As part of Roadkill ‘Smilin’ Kanker’ (aka artist Ciarán O’Keeffe), took us on a tour of Primal Architecture. This bearded hairy legged man dressed in a summer dress, face painted like a clown and sporting a fine blue feather boa headdress, brought to life an exhibition that I previously considered dull. Kanker was a perfect embodiment of the mixed up, confused, hilarious and alternatively creepy clown-like work that Mike Kelley (whose work featured in the exhibition) produced. Kanker’s story telling often returned to his childhood (a shared Kelley trait) and his mixture of humour with moments of sad and dark reflection (for example O’Keeffe singing Mary Poppins Feed the Birds to his dying mother in hospital in the 60s and again here at IMMA) were pitch perfect for the troubled Kelley who killed himself in 2012.
Kelley’s work was often risky in content and risky in actuality. For example his live Petting Zoo for Sculpture projects Muenster 07 featured horned animals roaming amongst the audience and referenced the biblical story of Sodom and Gomorrah.
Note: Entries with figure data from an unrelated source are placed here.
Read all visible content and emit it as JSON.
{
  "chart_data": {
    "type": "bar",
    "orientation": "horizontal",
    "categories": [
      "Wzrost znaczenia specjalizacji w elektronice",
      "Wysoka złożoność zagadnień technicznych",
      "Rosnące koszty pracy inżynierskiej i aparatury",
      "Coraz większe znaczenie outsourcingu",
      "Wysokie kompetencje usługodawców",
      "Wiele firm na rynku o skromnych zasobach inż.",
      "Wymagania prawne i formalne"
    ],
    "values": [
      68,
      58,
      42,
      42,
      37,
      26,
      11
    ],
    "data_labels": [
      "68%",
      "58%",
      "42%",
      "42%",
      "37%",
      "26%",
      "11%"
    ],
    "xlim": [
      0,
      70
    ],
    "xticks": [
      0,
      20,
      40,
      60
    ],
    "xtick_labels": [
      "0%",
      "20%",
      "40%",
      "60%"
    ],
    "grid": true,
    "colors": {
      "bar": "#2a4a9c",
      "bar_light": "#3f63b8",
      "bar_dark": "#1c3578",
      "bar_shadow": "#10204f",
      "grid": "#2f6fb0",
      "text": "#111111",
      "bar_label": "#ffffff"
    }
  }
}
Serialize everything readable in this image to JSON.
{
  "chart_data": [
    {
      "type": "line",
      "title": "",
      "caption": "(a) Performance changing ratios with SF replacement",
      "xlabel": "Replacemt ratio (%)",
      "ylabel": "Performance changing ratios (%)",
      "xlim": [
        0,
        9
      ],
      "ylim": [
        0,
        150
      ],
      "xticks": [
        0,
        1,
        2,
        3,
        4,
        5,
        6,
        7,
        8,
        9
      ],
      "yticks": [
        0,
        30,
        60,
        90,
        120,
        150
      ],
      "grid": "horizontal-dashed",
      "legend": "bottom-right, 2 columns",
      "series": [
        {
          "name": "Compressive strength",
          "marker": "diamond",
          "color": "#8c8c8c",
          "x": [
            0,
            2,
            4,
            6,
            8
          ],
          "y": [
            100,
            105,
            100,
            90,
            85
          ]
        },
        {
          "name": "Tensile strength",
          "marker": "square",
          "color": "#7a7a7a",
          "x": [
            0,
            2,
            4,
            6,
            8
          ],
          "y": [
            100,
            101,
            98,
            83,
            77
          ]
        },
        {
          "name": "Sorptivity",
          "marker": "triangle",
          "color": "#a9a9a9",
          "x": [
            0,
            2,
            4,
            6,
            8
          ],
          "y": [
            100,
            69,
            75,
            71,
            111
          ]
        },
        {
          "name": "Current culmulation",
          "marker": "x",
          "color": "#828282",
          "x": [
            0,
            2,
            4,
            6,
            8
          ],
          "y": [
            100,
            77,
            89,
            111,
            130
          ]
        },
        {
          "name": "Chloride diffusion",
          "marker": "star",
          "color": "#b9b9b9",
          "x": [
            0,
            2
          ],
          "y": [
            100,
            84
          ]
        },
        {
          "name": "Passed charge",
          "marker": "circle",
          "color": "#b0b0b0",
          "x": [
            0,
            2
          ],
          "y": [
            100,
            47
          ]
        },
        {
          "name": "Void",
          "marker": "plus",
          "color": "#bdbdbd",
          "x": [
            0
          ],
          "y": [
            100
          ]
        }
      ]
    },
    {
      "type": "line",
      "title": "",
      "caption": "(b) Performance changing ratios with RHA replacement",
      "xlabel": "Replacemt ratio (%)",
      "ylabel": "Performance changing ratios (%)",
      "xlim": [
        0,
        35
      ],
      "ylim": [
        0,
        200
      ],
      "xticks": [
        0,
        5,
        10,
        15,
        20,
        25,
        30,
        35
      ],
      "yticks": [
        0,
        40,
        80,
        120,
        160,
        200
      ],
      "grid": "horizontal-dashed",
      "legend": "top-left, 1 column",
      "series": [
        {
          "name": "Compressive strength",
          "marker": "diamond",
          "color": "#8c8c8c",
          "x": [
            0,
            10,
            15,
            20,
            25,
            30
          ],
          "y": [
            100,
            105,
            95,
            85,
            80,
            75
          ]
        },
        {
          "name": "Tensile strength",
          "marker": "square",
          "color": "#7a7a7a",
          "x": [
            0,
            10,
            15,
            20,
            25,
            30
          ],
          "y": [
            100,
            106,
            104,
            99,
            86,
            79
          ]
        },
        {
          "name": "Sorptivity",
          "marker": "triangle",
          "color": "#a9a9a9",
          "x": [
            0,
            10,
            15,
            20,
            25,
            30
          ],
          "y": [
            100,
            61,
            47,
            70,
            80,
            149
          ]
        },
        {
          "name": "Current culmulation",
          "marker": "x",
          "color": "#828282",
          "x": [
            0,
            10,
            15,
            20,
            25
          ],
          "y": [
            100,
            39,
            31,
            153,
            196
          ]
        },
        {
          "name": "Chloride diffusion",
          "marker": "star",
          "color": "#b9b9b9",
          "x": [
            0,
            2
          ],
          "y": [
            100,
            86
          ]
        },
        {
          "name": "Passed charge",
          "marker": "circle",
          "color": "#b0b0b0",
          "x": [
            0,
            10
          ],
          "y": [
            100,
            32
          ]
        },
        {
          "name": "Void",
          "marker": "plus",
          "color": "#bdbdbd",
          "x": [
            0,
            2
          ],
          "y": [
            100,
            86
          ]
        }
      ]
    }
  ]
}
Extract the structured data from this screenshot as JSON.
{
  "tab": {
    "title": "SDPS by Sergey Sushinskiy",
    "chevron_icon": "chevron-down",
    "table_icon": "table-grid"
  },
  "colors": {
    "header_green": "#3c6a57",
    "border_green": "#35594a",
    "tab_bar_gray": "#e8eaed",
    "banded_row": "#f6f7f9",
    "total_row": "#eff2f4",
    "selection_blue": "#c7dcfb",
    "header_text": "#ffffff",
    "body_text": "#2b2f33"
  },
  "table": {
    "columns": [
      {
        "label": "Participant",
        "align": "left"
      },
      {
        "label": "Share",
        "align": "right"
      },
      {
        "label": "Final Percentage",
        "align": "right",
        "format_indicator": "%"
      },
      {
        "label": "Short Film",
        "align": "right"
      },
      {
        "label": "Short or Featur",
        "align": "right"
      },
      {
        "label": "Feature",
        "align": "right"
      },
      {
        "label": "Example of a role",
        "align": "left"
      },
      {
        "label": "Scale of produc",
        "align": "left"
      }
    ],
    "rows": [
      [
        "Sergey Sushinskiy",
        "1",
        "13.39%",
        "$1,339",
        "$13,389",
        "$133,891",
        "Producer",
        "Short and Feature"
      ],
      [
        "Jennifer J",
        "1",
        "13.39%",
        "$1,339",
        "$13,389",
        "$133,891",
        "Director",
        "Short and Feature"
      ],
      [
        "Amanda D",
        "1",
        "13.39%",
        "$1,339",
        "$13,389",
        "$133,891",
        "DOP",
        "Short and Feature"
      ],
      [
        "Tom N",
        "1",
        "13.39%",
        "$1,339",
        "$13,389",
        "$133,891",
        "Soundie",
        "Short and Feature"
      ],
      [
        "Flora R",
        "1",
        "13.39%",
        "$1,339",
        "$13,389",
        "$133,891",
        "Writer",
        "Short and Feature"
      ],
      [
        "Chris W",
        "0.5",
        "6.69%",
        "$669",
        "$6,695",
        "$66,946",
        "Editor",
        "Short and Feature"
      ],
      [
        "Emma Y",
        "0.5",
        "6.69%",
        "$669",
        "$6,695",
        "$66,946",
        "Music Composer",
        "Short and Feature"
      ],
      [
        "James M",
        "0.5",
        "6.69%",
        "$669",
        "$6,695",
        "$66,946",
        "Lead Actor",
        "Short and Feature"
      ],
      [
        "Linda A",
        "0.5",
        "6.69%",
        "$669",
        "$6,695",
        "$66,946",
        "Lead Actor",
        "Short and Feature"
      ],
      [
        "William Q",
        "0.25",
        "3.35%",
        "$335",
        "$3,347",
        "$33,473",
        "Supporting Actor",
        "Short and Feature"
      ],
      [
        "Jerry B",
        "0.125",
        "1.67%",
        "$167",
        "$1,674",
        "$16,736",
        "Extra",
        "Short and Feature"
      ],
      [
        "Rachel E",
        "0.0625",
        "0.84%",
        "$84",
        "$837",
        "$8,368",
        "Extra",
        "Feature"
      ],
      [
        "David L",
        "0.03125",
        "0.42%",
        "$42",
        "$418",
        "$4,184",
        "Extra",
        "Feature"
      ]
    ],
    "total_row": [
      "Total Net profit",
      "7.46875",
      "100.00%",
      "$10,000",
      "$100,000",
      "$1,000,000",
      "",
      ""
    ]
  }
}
I have a hunch that allusions to petting zoos is something generally to be avoided by anyone working with performance artists.
So how then do I account for my recent programming at ArtLot, with its fenced in performers and in one instance a caged in performer (see DLAF 2014 at artlotdublin.wordpress.com). In my opinion, presenting performance art as we do at ArtLot, brings back the element of the unexpected and surprise (where the audience is not invited nor known) that has its origins in the earliest performances organised by artists. This passing audience are also less reverent than what one witnesses in the protection of the gallery space and again arguably closer to the more robust responses recorded from some seminal performances.